È stata anche ipotizzata un’azione indiretta di modulazione del sistema sigma-1, che potrebbe contribuire all’effetto antiepilettico. L’insieme di questi meccanismi determina una riduzione della sincronizzazione patologica delle reti neuronali.
TRIAL CLINICI
Uno studio randomizzato, controllato con placebo, pubblicato nel 2019 su Lancet ha dimostrato una significativa riduzione della frequenza delle crisi convulsive nei pazienti trattati con fenfluramina rispetto al placebo.
Una quota significativa di pazienti ha ottenuto una riduzione superiore al 50 per cento delle crisi, con alcuni casi di riduzione ancora più marcata. I benefici si sono mantenuti anche negli studi di estensione a lungo termine.
DOSAGGIO
Il dosaggio impiegato nei trial varia generalmente tra 0,2 e 0,7 mg per chilogrammo al giorno, suddiviso in due somministrazioni. La titolazione deve essere graduale e personalizzata in base alla risposta clinica e alla tollerabilità.
PROFILO DI SICUREZZA
L’uso storico della fenfluramina come anoressizzante era stato associato a rischio di valvulopatia cardiaca e ipertensione polmonare. Tuttavia, alle dosi più basse impiegate nella Sindrome di Dravet e con adeguato monitoraggio ecocardiografico periodico, gli studi clinici non hanno evidenziato un aumento significativo di tali complicanze.
Gli effetti collaterali più comuni includono diminuzione dell’appetito, affaticamento e disturbi gastrointestinali.

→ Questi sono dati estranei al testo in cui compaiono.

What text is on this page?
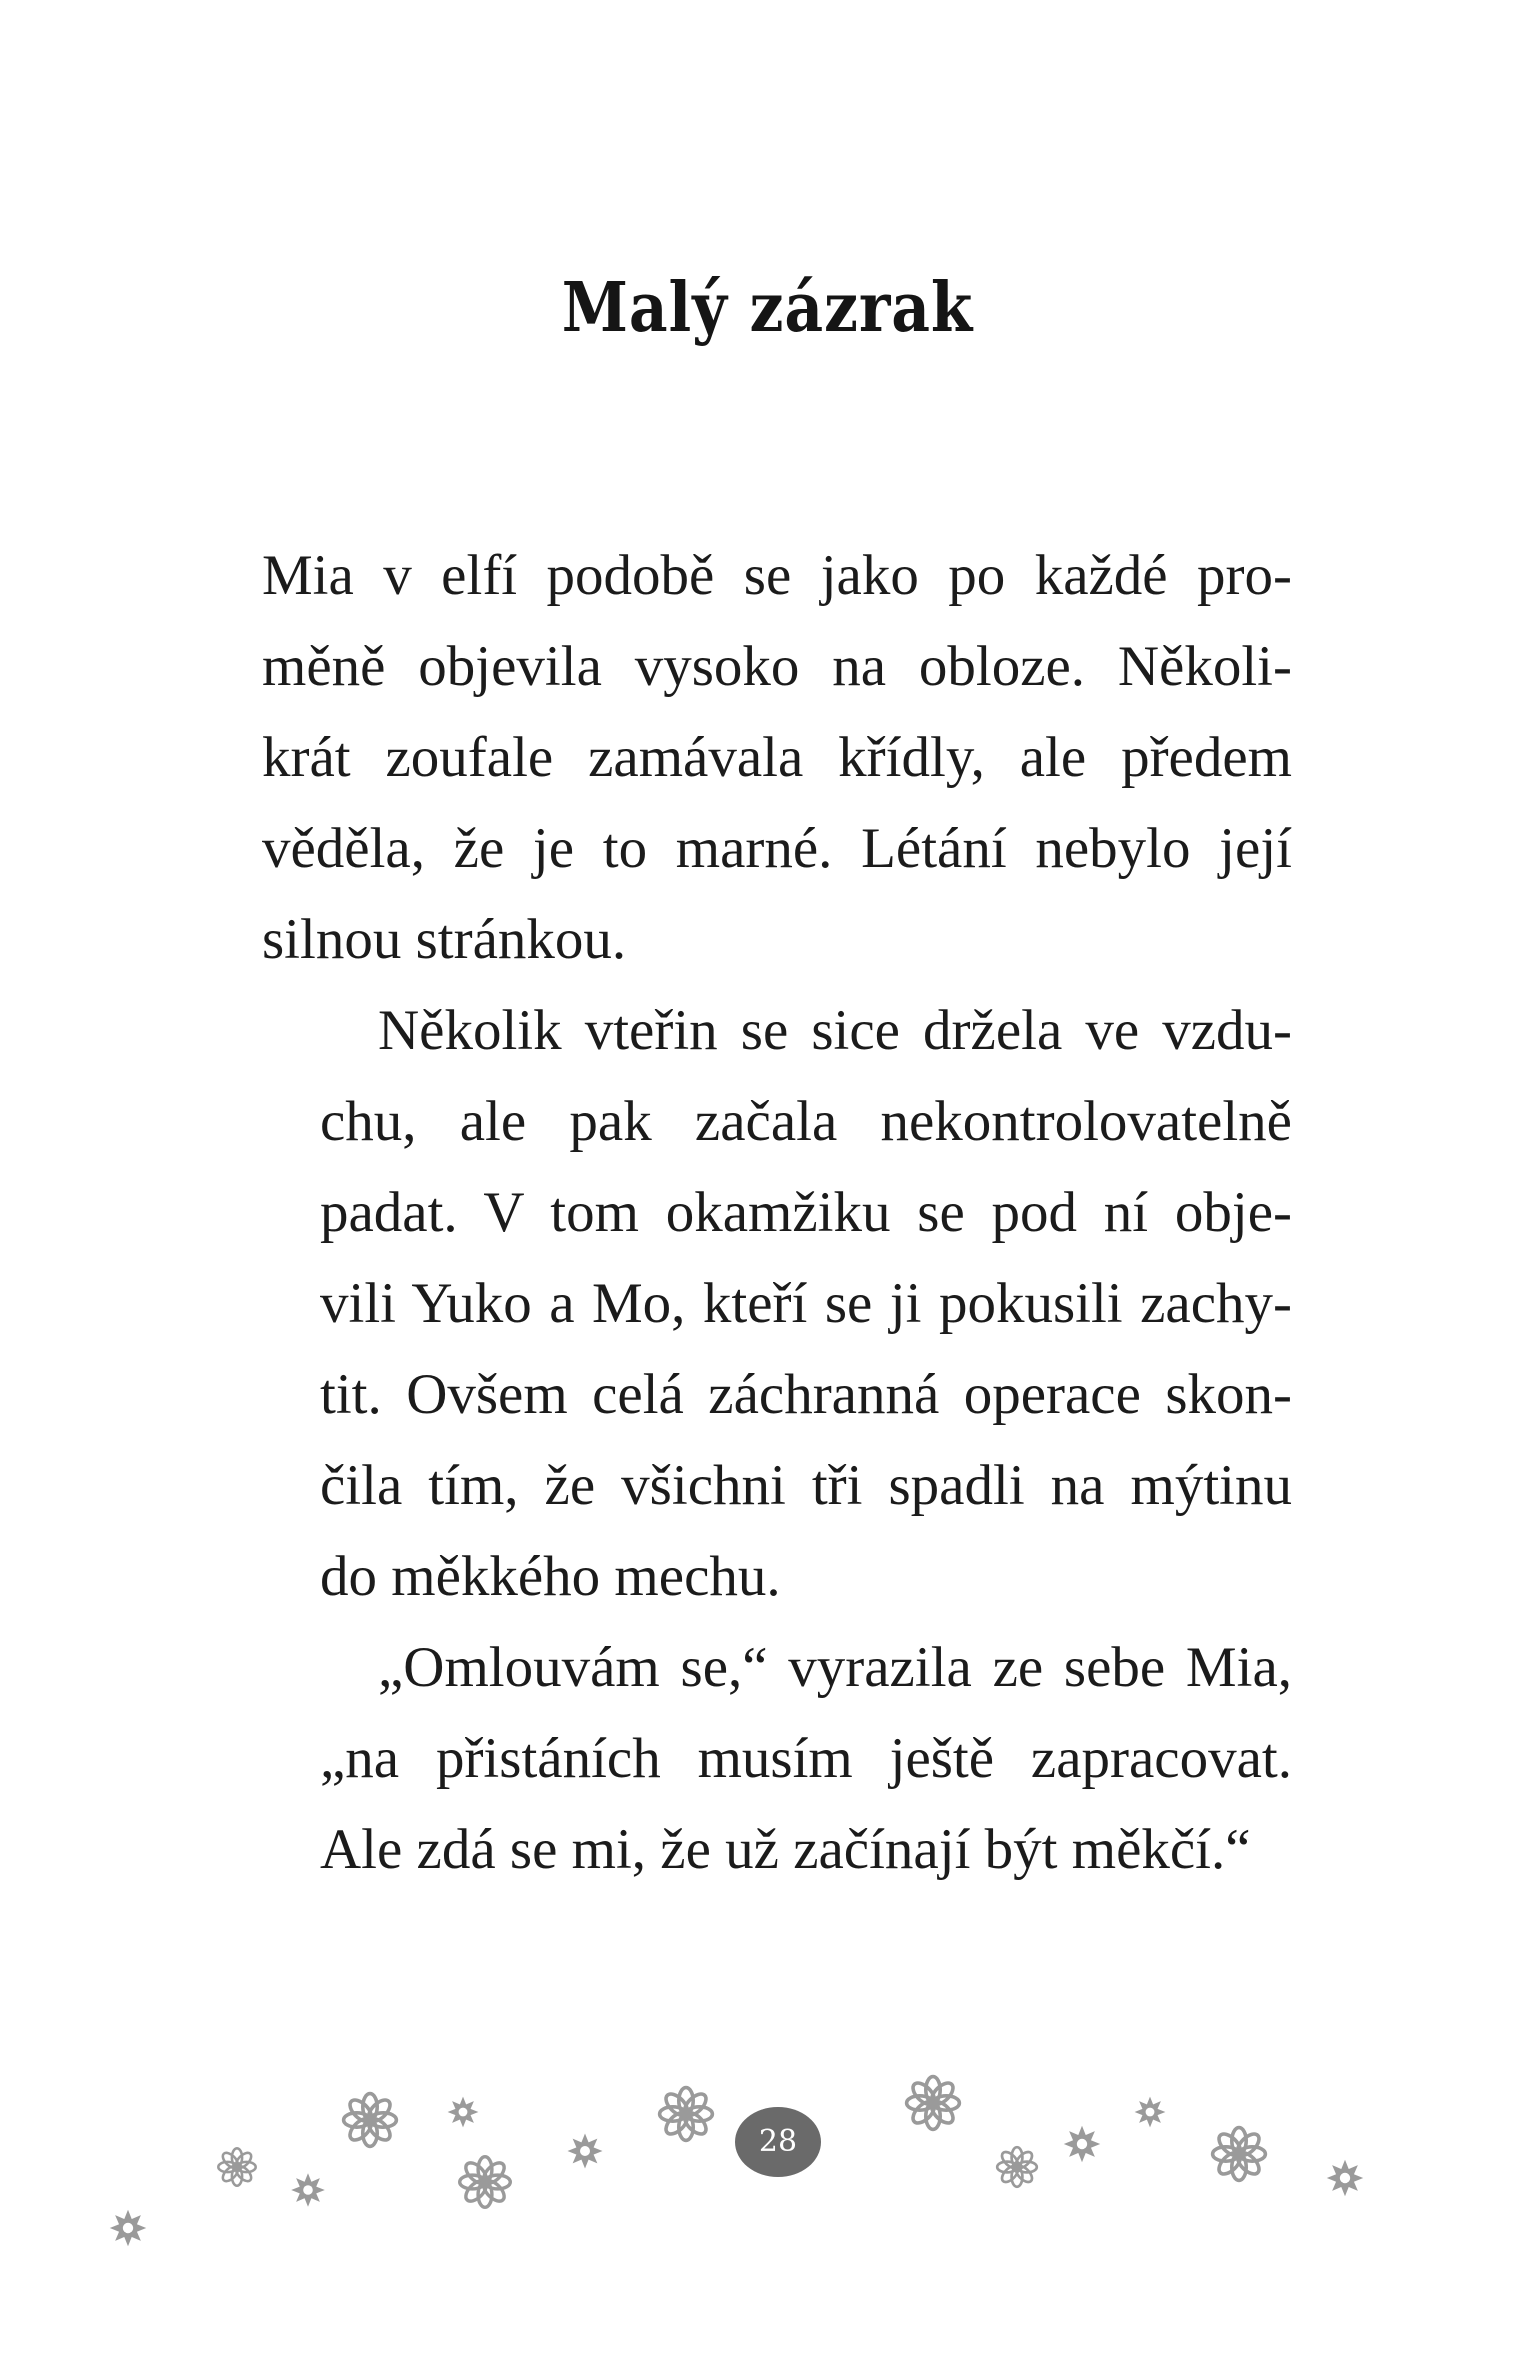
Malý zázrak

Mia v elfí podobě se jako po každé pro-
měně objevila vysoko na obloze. Několi-
krát zoufale zamávala křídly, ale předem
věděla, že je to marné. Létání nebylo její
silnou stránkou.

Několik vteřin se sice držela ve vzdu-
chu, ale pak začala nekontrolovatelně
padat. V tom okamžiku se pod ní obje-
vili Yuko a Mo, kteří se ji pokusili zachy-
tit. Ovšem celá záchranná operace skon-
čila tím, že všichni tři spadli na mýtinu
do měkkého mechu.

„Omlouvám se,“ vyrazila ze sebe Mia,
„na přistáních musím ještě zapracovat.
Ale zdá se mi, že už začínají být měkčí.“

28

INTERAZIONI FARMACOLOGICHE
La fenfluramina può essere utilizzata in combinazione con altri farmaci antiepilettici, inclusi acido valproico e clobazam. È necessaria cautela in caso di associazione con farmaci serotoninergici per il rischio teorico di sindrome serotoninergica.
IMPATTO CLINICO
L’introduzione della fenfluramina ha ampliato significativamente le opzioni terapeutiche disponibili per i pazienti con Sindrome di Dravet. In molti casi si osserva una riduzione non solo della frequenza, ma anche della severità e della durata delle crisi convulsive.
CONCLUSIONI
La fenfluramina rappresenta una terapia efficace per la riduzione delle crisi nella Sindrome di Dravet farmacoresistente. Grazie a un meccanismo d’azione distintivo e a evidenze cliniche solide, costituisce oggi una delle opzioni terapeutiche più rilevanti nella gestione di questa grave encefalopatia epilettica. Il monitoraggio cardiologico rimane parte integrante del protocollo di sicurezza.